Série traduite en 26 langues
De la fameuse exclamation «D'Oh!» d'Homer Simpson, ce «mauvais père» qui «craint», à la chevelure bleue de sa femme, Marge, la série, qui fêtera son 800e épisode début 2026, a su devenir intergénérationnelle, notent ses créateurs d'une seule voix.
«Un père, qui était fan quand il était enfant, peut maintenant regarder avec ses enfants» les épisodes parfois déjantés, dont le premier fut diffusé aux Etats-Unis en 1989, explique Matt Selman. Au cœur de cette série haute en couleur, traduite depuis en 26 langues différentes dans une centaine de pays, des histoires loufoques, nourries d'une «combinaison» d'anecdotes personnelles des scénaristes aux absurdités du monde.
Une famille «iconique»
La famille «iconique» d'Homer, ouvrier incompétent dans une centrale nucléaire où il risque «de tuer tout le monde», et Marge, femme au foyer à la voix rauque, n'a jamais été «moderne», explique Matt Groening. En 1989, «ils étaient déjà intemporels», avance le créateur.
Leurs enfants – Bart, 10 ans, sale gosse turbulent, Lisa, fille modèle surdouée et Maggie, bébé à la tétine mais aux accès de violence insoupçonnés – ne vieillissent pas, comme tous les habitants de Springfield, ville américaine moyenne fictive où ils vivent.
Une liberté narrative qui permet aux scénaristes de garder les enfants jeunes et de «faire ce qu'ils veulent» dans chaque épisode pensé comme un petit «film». De quoi rendre ces personnages jaunes éternels malgré des audiences en baisse: ils étaient 13,4 millions de téléspectateurs pour la première saison en 1990, contre 1,99 million pour la saison 35, diffusée en 2023-2024.
Un deuxième film?
Sur grand écran, avec l'adaptation de la série au cinéma en 2007, ils explosent le box office: «Les Simpson, le film» rencontre un succès mondial avec 536,4 millions de dollars de recettes au total et attire plus de 3,4 millions de Français au cinéma.
«On est encore en train de s'en remettre», plaisante Matt Groening, balayant pour l'instant l'idée d'un deuxième film: «La triste vérité, c'est qu'on n'a pas le temps de faire à la fois la série et le film.»

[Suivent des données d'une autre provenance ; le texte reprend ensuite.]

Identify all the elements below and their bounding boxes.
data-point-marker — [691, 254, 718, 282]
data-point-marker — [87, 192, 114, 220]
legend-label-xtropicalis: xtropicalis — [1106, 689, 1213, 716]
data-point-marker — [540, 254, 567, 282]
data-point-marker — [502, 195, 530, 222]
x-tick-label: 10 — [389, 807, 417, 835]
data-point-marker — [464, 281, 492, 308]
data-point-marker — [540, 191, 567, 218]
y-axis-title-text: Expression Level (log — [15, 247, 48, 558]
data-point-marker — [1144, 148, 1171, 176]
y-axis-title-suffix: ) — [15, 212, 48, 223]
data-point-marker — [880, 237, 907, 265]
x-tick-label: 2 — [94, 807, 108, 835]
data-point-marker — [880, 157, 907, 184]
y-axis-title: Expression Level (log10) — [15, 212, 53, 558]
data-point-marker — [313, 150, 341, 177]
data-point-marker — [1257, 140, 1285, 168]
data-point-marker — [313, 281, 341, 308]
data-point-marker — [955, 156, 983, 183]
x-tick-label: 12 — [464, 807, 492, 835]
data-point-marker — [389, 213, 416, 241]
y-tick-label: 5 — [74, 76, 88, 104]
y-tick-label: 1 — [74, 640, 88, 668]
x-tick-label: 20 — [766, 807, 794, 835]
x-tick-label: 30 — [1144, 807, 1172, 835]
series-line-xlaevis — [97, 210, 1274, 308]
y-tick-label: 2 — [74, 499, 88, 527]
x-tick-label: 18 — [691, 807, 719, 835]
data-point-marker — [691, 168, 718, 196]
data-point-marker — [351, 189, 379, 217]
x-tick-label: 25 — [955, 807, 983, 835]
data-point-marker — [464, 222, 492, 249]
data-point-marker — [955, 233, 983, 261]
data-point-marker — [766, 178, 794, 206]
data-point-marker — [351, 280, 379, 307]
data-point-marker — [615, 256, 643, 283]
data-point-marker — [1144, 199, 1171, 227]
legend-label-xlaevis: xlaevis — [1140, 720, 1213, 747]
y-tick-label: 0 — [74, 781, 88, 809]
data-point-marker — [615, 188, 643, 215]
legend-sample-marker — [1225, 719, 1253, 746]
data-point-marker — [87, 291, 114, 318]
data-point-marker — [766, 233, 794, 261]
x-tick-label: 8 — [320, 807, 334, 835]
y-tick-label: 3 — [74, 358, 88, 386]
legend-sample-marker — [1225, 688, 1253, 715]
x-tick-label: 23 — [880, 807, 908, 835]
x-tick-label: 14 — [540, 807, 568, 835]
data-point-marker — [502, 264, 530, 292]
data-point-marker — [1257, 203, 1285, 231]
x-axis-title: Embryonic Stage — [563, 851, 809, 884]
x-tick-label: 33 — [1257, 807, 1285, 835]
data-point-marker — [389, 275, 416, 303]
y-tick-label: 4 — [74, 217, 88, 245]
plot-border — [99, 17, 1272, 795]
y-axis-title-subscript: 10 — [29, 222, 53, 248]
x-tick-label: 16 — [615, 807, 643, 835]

Etre fidèles aux personnages
Le scénario de 2007, une catastrophe environnementale causée par Homer qui conduit au confinement sous un dôme de Springfield, reflète un thème récurrent et puits infini d'inspiration pour les auteurs: «l'environnement», car «il n'est pas prêt d'être assaini», explique le créateur de la série.
«On ne fait pas d'humour politique, parce que c'est très limité et ça se périme très vite», estime-t-il, la production d'une saison nécessitant entre six et neuf mois minimum, bien loin de la réactivité immédiate des réseaux sociaux.
«Nous devons simplement être fidèles à nos personnages, à leur esprit, à leurs relations. Et lorsqu'ils font face aux tristesses du monde, les gens se sentent brièvement liés à eux», résume Matt Selman.
Les Simpson «ne changent pas»
Les événements décrits dans la série, diffusée sur la chaîne américaine FoxTV et la plateforme de son racheteur, Disney Plus, deviennent parfois réels, comme l'élection de Donald Trump évoquée dès 2000, alimentant le mythe d'une série prophétique. Une idée que les créateurs réfutent, parlant plutôt d'allusions à des événements déjà plausibles.
Bourrée de références culturelles, la série continue de parodier le monde, avec dernièrement l'intelligence artificielle, à qui les auteurs ont demandé d'imaginer la «fin parfaite des Simpson».
Résultat? Une succession de clichés et de fins vues ailleurs, «très peu originales et stupides», constate Matt Selman. «C'était notre tentative de repousser l'IA et la fin de la série», résume le directeur. «Non», les Simpson «ne changent pas» et ne sont pas prêts de quitter nos écrans.